Europei di atletica: Fantini argento nel martello, quinta medaglia dell’Italia – Altri Sport – Ansa.it


Con la delusione ancora calda per l’infortunio di Marcell Jacobs agli Europei di atletica a Birmingham, l’Italia si gode l’argento di Sara Fantini nel martello. La campionessa europea uscente conquista la quinta medaglia per la squadra azzurra e festeggiare il suo terzo podio consecutivo nella rassegna continentale dopo il bronzo di Monaco di Baviera 2022 e lo splendido oro di Roma 2024.


L’azzurra ottiene un buon 74,35 metri al primo lancio che le regala il secondo posto finale. L’oro va alla finlandese Silja Kosonen, che fa la differenza con un irraggiungibile 76,28.
Bronzo per la norvegese Beatrice Nedberge Llano con 72,88.
Quarta la pluricampionessa Anita Wlodarczyk con 72,37. “Sono contenta perché la medaglia non era affatto scontata – afferma Fantini – Ci ho provato fino alla fine ma sono contenta. Sarà per la prossima volta”.
Nella lunga serata di gare, Ayomide Folorunso ce la mette tutta, ma non riesce ad andare a medaglia nei 400 ostacoli: chiude con un promettente quinto posto in una finale velocissima. Si ferma in semifinale il sogno delle azzurre nei 200 metri. Dalia Kaddari, dopo aver vinto la sua batteria, è la prima delle escluse dalla finale. Non centra l’obiettivo neanche la campionessa italiana Vittoria Fontana. Soddisfatta Elena Cambiolo che, a soli 19 anni, puntava a fare esperienza internazionale.
Si limitano al minimo indispensabile Andy Diaz, Andrea Dallavalle e Simone Biasutti che agguantano senza sforzi la qualificazione per la finale nel triplo.
La giornata azzurra si è aperta al mattino con l’ottima prestazione di Francesco Pernici negli 800 metri: il neo-primatista italiano centra la finale agli Europei con un altro crono di valore, sotto l’1:44: questo 1:43.84 di Birmingham è la sua seconda prestazione in carriera dopo il record di 1:43.60 di poco più di un mese fa, ed è lo stesso tempo del decimo posto mondiale di Tokyo 2025. In una specialità che è letteralmente esplosa nell’ultimo periodo, i rivali non mancano: salta in semifinale il record dei Campionati Europei che resisteva dal 1978, per effetto dell’1:43.49 dell’irlandese Mark English.

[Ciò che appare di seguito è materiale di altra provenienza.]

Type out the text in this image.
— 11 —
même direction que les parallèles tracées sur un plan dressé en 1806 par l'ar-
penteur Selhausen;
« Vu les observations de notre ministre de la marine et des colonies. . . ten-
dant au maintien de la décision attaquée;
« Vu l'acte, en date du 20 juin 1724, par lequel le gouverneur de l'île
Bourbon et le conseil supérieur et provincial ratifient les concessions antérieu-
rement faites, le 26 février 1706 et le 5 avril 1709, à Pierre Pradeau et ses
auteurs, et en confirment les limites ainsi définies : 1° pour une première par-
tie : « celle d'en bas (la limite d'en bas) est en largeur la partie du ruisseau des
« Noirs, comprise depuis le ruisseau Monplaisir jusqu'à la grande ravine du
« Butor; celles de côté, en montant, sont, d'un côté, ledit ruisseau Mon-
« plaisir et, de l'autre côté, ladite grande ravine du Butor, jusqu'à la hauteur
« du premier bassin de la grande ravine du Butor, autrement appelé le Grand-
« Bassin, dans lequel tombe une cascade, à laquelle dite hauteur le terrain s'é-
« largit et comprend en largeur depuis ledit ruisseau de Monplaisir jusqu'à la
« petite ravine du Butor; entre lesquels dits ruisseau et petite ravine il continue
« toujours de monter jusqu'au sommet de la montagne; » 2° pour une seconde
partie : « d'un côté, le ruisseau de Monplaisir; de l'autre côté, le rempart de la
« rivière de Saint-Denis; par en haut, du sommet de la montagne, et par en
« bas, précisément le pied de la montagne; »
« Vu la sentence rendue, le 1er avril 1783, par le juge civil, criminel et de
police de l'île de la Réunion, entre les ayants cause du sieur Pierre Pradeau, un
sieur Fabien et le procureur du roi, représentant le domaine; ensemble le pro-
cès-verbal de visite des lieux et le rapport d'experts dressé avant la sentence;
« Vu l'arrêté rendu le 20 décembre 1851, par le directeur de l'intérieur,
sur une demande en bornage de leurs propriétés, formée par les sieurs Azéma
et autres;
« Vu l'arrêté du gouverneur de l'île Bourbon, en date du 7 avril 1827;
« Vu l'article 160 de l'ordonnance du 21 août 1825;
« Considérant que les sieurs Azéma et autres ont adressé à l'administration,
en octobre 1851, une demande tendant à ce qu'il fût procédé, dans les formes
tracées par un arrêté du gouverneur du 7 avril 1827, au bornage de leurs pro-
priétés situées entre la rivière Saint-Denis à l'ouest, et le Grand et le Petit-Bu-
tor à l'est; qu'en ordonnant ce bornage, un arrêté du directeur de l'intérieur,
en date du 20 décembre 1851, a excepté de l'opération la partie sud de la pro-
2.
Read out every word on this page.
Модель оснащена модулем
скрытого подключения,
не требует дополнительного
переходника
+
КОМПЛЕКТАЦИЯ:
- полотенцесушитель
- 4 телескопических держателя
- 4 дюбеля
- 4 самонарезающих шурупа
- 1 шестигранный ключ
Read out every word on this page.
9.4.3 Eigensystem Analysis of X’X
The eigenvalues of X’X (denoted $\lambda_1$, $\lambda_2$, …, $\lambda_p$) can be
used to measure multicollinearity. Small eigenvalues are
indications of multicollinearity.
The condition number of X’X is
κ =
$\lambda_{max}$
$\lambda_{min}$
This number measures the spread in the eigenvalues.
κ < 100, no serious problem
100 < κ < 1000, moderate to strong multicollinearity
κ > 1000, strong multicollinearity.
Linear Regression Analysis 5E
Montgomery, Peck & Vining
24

Domani sera la finale.
Nella terza mattinata della rassegna in Gran Bretagna va a bersaglio anche Alessandro Sibilio, autore del suo primato stagionale di 48.44 che gli vale il secondo posto in batteria nei 400 ostacoli. Un buon finale di gara gli vale l’ingresso nei migliori otto, due anni dopo l’argento di Roma 2024. La finale è in programma venerdì sera.
Nei 400 metri passano il turno due azzurre su due, in particolare Alessandra Bonora con il personale di 51.27, insieme ad Alice Mangione (51.96): raggiungono Anna Polinari che era ammessa di diritto tra le top 12 alle semifinali di giovedì mattina.
Male, invece, nel disco: fuori tutte le italiane, compresa Daisy Osakue che non va oltre 57,41 che non le dà accesso alla finale. La primatista italiana è 17esima in classifica, l’ultimo risultato utile è il 58,48 della turca Ozlem Becerek. Si piazza al 19esimo posto Benedetta Benedetti con 55,72 mentre Emily Conte spedisce il disco 52,18 per chiudere 26esima.